The Toronto Film Fest has offered plenty of A-list talent, including appearances from George Clooney, Angelina Jolie and Jennifer Lawrence. But the fest approaches its midpoint with no blockbuster film sales or clear-cut best picture contender. From the looming presence of Trump to meaty female-driven projects, here are five takeaways from the Canadian gathering.
Lack of Awards Season Favorites
“Downsizing,” “The Shape of Water,” “Mudbound” and “The Upside” all have their fierce partisans but also a fair share of detractors. Other films, such as “The Current War,” were met with a tepid response when they debuted over the weekend. The result is that this year’s festival has yet to host the kind of unadulterated best picture Oscar front-runner that past gatherings have spotlighted. So far, there’s no “La La Land” or “Moonlight” or “Spotlight” that festival-goers can know for certain is going to be getting a ticket to the Academy Awards.
‘Dunkirk’ Now Looking Stronger
Christopher Nolan’s war epic roared back into focus with a special screening at Toronto tied to Imax’s 50th anniversary. Reading between the lines, it was hard not to see Nolan’s trek up north for a post-show Q&A as anything other than an effort to reintroduce the film to awards season voters. With many fall Oscar hopefuls faltering, “Dunkirk” appears to have the wind at its back. Will Nolan finally bag a gold statue for his directing?
Politics Bubbles Up
There’s a raft of politically charged films hitting Toronto this year, many of which seem to be commenting directly or indirectly on the partisan divides in the country. “The Final Year,” a documentary about former President Obama’s sober and serious-minded foreign policy team, draws stark contrasts with President Trump’s more rococo approach to management. “Suburbicon,” George Clooney’s crime drama, is also an examination of racial tensions that takes on a fresh charge in the wake of the Charlottesville protests. “Battle of the Sexes” looks at the issue of gender equity by re-creating Billie Jean King’s standoff with Bobby Riggs.
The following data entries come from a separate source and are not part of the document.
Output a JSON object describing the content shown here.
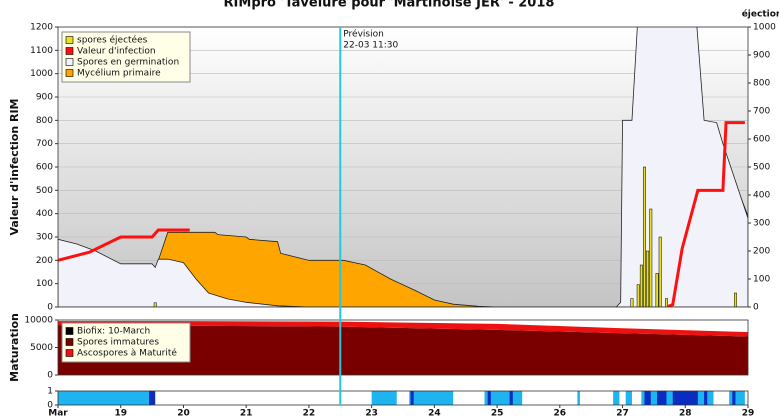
{
  "chart_data": [
    {
      "type": "combo",
      "title": "RIMpro 'Tavelure pour 'Martinoise JER' - 2018",
      "y_label": "Valeur d'infection RIM",
      "y2_label": "éjection",
      "xlim": [
        18,
        29
      ],
      "ylim": [
        0,
        1200
      ],
      "yticks": [
        0,
        100,
        200,
        300,
        400,
        500,
        600,
        700,
        800,
        900,
        1000,
        1100,
        1200
      ],
      "y2lim": [
        0,
        1000
      ],
      "y2ticks": [
        0,
        100,
        200,
        300,
        400,
        500,
        600,
        700,
        800,
        900,
        1000
      ],
      "grid": true,
      "forecast": {
        "label": "Prévision",
        "time": "22-03 11:30",
        "x": 22.5,
        "color": "#22c8dc"
      },
      "series": [
        {
          "name": "spores éjectées",
          "kind": "bar",
          "axis": "y2",
          "color": "#e8e020",
          "x": [
            19.55,
            27.15,
            27.25,
            27.3,
            27.35,
            27.4,
            27.45,
            27.55,
            27.6,
            27.7,
            28.8
          ],
          "values": [
            15,
            30,
            80,
            150,
            500,
            200,
            350,
            120,
            250,
            30,
            50
          ]
        },
        {
          "name": "Valeur d'infection",
          "kind": "line",
          "color": "#ff1010",
          "x": [
            18,
            18.5,
            19,
            19.5,
            19.6,
            20.1,
            20.15,
            27.7,
            27.8,
            27.95,
            28.2,
            28.4,
            28.6,
            28.65,
            28.95
          ],
          "values": [
            200,
            235,
            300,
            300,
            330,
            330,
            null,
            0,
            10,
            250,
            500,
            500,
            500,
            790,
            790
          ]
        },
        {
          "name": "Spores en germination",
          "kind": "area",
          "color": "#f2f2fa",
          "x": [
            18,
            18.3,
            18.6,
            19,
            19.5,
            19.55,
            19.6,
            19.75,
            20,
            20.2,
            20.4,
            20.7,
            21,
            21.5,
            22,
            26.9,
            26.97,
            27.0,
            27.15,
            27.3,
            28.1,
            28.3,
            28.5,
            28.6,
            29
          ],
          "values": [
            290,
            270,
            240,
            185,
            185,
            170,
            205,
            205,
            190,
            120,
            60,
            35,
            20,
            5,
            0,
            0,
            20,
            800,
            800,
            1500,
            1500,
            800,
            790,
            700,
            380
          ]
        },
        {
          "name": "Mycélium primaire",
          "kind": "area",
          "color": "#ffa500",
          "x": [
            19.55,
            19.6,
            19.75,
            20,
            20.5,
            20.55,
            21,
            21.05,
            21.5,
            21.55,
            22,
            22.55,
            22.9,
            23.3,
            23.7,
            24,
            24.3,
            24.7,
            25,
            28.5,
            28.55,
            29
          ],
          "values": [
            0,
            200,
            320,
            320,
            320,
            310,
            300,
            290,
            280,
            230,
            200,
            200,
            180,
            120,
            70,
            30,
            12,
            3,
            0,
            0,
            700,
            390
          ]
        }
      ]
    },
    {
      "type": "stackedarea",
      "y_label": "Maturation",
      "xlim": [
        18,
        29
      ],
      "ylim": [
        0,
        10000
      ],
      "yticks": [
        0,
        5000,
        10000
      ],
      "biofix": {
        "label": "Biofix: 10-March",
        "color": "#000000"
      },
      "series": [
        {
          "name": "Spores immatures",
          "color": "#7a0000",
          "x": [
            18,
            20,
            22.5,
            25,
            27,
            29
          ],
          "values": [
            9000,
            8950,
            8800,
            8200,
            7600,
            7000
          ]
        },
        {
          "name": "Ascospores à Maturité",
          "color": "#ee1111",
          "x": [
            18,
            20,
            22.5,
            25,
            27,
            29
          ],
          "values": [
            800,
            850,
            900,
            1100,
            900,
            800
          ]
        }
      ]
    },
    {
      "type": "timeline",
      "xlim": [
        18,
        29
      ],
      "ylim": [
        0,
        1
      ],
      "yticks": [
        0,
        1
      ],
      "xticks": [
        {
          "value": 18,
          "label": "Mar"
        },
        19,
        20,
        21,
        22,
        23,
        24,
        25,
        26,
        27,
        28,
        29
      ],
      "series": [
        {
          "color": "#1eb4f0",
          "starts": [
            18,
            23,
            23.6,
            24.8,
            26.28,
            26.85,
            27.05,
            27.3,
            28.7
          ],
          "ends": [
            19.45,
            23.4,
            24.3,
            25.4,
            26.32,
            26.95,
            27.15,
            28.45,
            28.95
          ]
        },
        {
          "color": "#0a2cc0",
          "starts": [
            19.45,
            23.62,
            24.85,
            25.2,
            27.35,
            27.55,
            27.8,
            28.3,
            28.75
          ],
          "ends": [
            19.55,
            23.67,
            24.9,
            25.25,
            27.45,
            27.7,
            28.2,
            28.35,
            28.8
          ]
        }
      ]
    }
  ]
}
In interviews, “The Death of Stalin” director Armando Iannucci made it plain that he sees clear parallels between the Soviet dictator and the current White House resident.
Women Take Center Stage
Female directors continue to be woefully underrepresented in Hollywood, comprising just 7% of filmmakers on the 250 highest-grossing movies. It’s a different situation at Toronto, where a third of the films are made by women, including many of the buzziest titles.
Angelina Jolie was on hand with Netflix’s “First They Killed My Father,” a passion project about the Cambodian genocide. Greta Gerwig dazzled audiences with her wry coming-of-age tale “Lady Bird.” Valerie Faris earned some of the festival’s strongest reviews for co-directing “Battle of the Sexes” with her husband, Jonathan Dayton. And Dee Rees has a chance of becoming the first African-American woman to earn a best director Oscar nod for her work on “Mudbound.” That’s to say nothing of a best actress category that’s looking positively stacked, with the likes of Emma Stone (“Battle of the Sexes”), Carey Mulligan (“Mudbound”), Judi Dench (“Victoria & Abdul”), Jessica Chastain (“Molly’s Game”) and Saoirse Ronan (“Lady Bird”) all trying to elbow into the race.
Studios Leave Their Checkbooks at Home
Films like “Hostiles” have drawn interest from studios looking to bolster their slates, but a lot of directors and producers who came to Canada looking for distribution seem destined to go home empty-handed. The constant gripe is that in the streaming era, a film has to be enormously compelling to convince people to hit the theaters. These films appear to lack the necessary sizzle. Also, recent flops such as “Patti Cake$” and “Brigsby Bear,” both of which were warmly received at Sundance, have made companies wary of succumbing to festival fever.
The biggest surprise is how aggressive Byron Allen’s Entertainment Studios has been. The former comedian and journalist seems determined to become a full-fledged movie mogul. He shelled out a combined $8 million for the rights to “Replicas,” a Keanu Reeves thriller, and “Chappaquiddick,” a political drama. Other buyers, like Amazon, are taking a wait-and-see approach.
Netflix was more active, picking up rights to titles including Andy Kaufman documentary “Jim & Andy” and road trip movie “Kodachrome.”
The Orchard picked up Louis C.K.’s black and white “I Love You, Daddy” for $5 million, while Neon/30West also paid in the $5 million area for “I, Tonya” starring Margot Robbie as Tonya Harding.
Meanwhile, A24 picked up “The Children Act,” starring Emma Thompson and “Hot Summer Nights” with Timothee Chalamet.